On l’a déjà évoqué à propos de Hellboy II : les limites du cinéma de Del Toro — qui sont celles de la plupart des « créateurs d’univers » d’aujourd’hui — apparaissent dès que les occasions se présentent d’aller au-delà de ce travail, de dépasser le rapport de fascination à cette imagerie pour en faire, même discrètement, un rapport à un monde réel moins évident. Dans Pacific Rim, par exemple, c’est la dimension humaine qui fait — un peu — défaut. Tout occupé à exposer ses combats titanesques entre figures importées de l’imaginaire japonais (d’un côté les séries à « mechas » comme Macross ou Evangelion, de l’autre les kaiju eiga ou films de monstres comme Godzilla ou Gamera), Del Toro se laisse aller à réaliser ce qui ressemble, dans l’ensemble, à un spécimen de luxe, mais médiocre sur le fond, d’un des genres dont il s’inspire. Cela vaut pour la caractérisation sommaire des personnages, lesquels se rangent sans beaucoup de subtilité aux archétypes les plus attendus (qui doit combler le vide laissé par son frère mort au combat, qui doit venger sa famille, qui a ses jours comptés et se sacrifiera pour ses camarades, etc.), comme pour le rythme du film où les temps faibles (les humains entre eux) font assez piètre figure à côté des temps forts qui prennent beaucoup de place (les bastons de géants).

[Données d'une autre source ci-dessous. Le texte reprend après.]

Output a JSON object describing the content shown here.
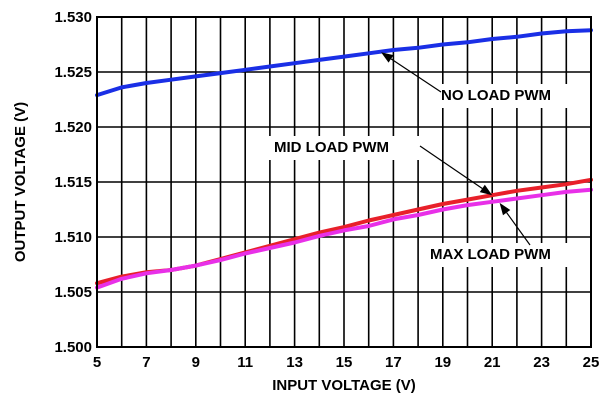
{
  "chart_data": {
    "type": "line",
    "title": "",
    "xlabel": "INPUT VOLTAGE (V)",
    "ylabel": "OUTPUT VOLTAGE (V)",
    "xlim": [
      5,
      25
    ],
    "ylim": [
      1.5,
      1.53
    ],
    "x_ticks": [
      5,
      7,
      9,
      11,
      13,
      15,
      17,
      19,
      21,
      23,
      25
    ],
    "x_tick_labels": [
      "5",
      "7",
      "9",
      "11",
      "13",
      "15",
      "17",
      "19",
      "21",
      "23",
      "25"
    ],
    "y_ticks": [
      1.5,
      1.505,
      1.51,
      1.515,
      1.52,
      1.525,
      1.53
    ],
    "y_tick_labels": [
      "1.500",
      "1.505",
      "1.510",
      "1.515",
      "1.520",
      "1.525",
      "1.530"
    ],
    "x_minor_gridlines": [
      6,
      8,
      10,
      12,
      14,
      16,
      18,
      20,
      22,
      24
    ],
    "grid": true,
    "legend": "none",
    "series": [
      {
        "name": "NO LOAD PWM",
        "color": "#1a2fe6",
        "x": [
          5,
          6,
          7,
          8,
          9,
          10,
          11,
          12,
          13,
          14,
          15,
          16,
          17,
          18,
          19,
          20,
          21,
          22,
          23,
          24,
          25
        ],
        "values": [
          1.5229,
          1.5236,
          1.524,
          1.5243,
          1.5246,
          1.5249,
          1.5252,
          1.5255,
          1.5258,
          1.5261,
          1.5264,
          1.5267,
          1.527,
          1.5272,
          1.5275,
          1.5277,
          1.528,
          1.5282,
          1.5285,
          1.5287,
          1.5288
        ]
      },
      {
        "name": "MID LOAD PWM",
        "color": "#e8202a",
        "x": [
          5,
          6,
          7,
          8,
          9,
          10,
          11,
          12,
          13,
          14,
          15,
          16,
          17,
          18,
          19,
          20,
          21,
          22,
          23,
          24,
          25
        ],
        "values": [
          1.5058,
          1.5064,
          1.5068,
          1.507,
          1.5074,
          1.508,
          1.5086,
          1.5092,
          1.5098,
          1.5104,
          1.5109,
          1.5115,
          1.512,
          1.5125,
          1.513,
          1.5134,
          1.5138,
          1.5142,
          1.5145,
          1.5148,
          1.5152
        ]
      },
      {
        "name": "MAX LOAD PWM",
        "color": "#e830e8",
        "x": [
          5,
          6,
          7,
          8,
          9,
          10,
          11,
          12,
          13,
          14,
          15,
          16,
          17,
          18,
          19,
          20,
          21,
          22,
          23,
          24,
          25
        ],
        "values": [
          1.5054,
          1.5062,
          1.5067,
          1.507,
          1.5074,
          1.5079,
          1.5085,
          1.509,
          1.5095,
          1.5101,
          1.5106,
          1.511,
          1.5116,
          1.512,
          1.5125,
          1.5129,
          1.5132,
          1.5135,
          1.5138,
          1.5141,
          1.5143
        ]
      }
    ],
    "annotations": [
      {
        "text": "NO LOAD PWM",
        "series": "NO LOAD PWM",
        "point_x": 16.5,
        "point_y": 1.5268
      },
      {
        "text": "MID LOAD PWM",
        "series": "MID LOAD PWM",
        "point_x": 21.0,
        "point_y": 1.5138
      },
      {
        "text": "MAX LOAD PWM",
        "series": "MAX LOAD PWM",
        "point_x": 21.3,
        "point_y": 1.5131
      }
    ]
  }
}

Les limites suscitent d’autant plus de regrets que, comme souvent chez Del Toro, le scénario ouvre des pistes très intéressantes qui ne seront finalement guère explorées au-delà d’un apport purement pratique pour un storytelling conventionnel. On pense notamment au fonctionnement particulier des robots Jaegers, chacun devant être piloté par deux humains mettant respectivement à disposition leurs hémisphères cérébraux droit et gauche, ce qui oblige ces pilotes à partager entre eux leurs souvenirs voire leurs émotions. Or de cette spécificité qui ouvrait la porte à des suggestions prometteuses (quoique pas toujours sages, comme une possible dimension sexuelle), le film ne tire qu’une poignée d’éléments fonctionnels en deçà de leurs possibilités : la source du trauma qui hante le héros archétypal ; une scène de flash-back caviardée par l’impossible présence du copilote ; une communion interdite entre deux cerveaux qui n’auraient jamais dû se rencontrer (dont ne ressortent que des informations pour faire avancer l’intrigue) ; et via la relation entre copilotes (chacun entrant dans la tête de l’autre) la parabole d’une certaine immédiateté limpide des rapports entre les personnages. Cette portée un peu trop courte peut n’avoir l’air de rien, face à la réussite indéniable du spectacle orchestré par le cinéaste. Mais elle fait dire que ce cinéma-là, si généreux qu’il soit, a trop tendance à se refuser les moyens d’aller plus loin encore, de s’ouvrir plus grand, d’offrir plus.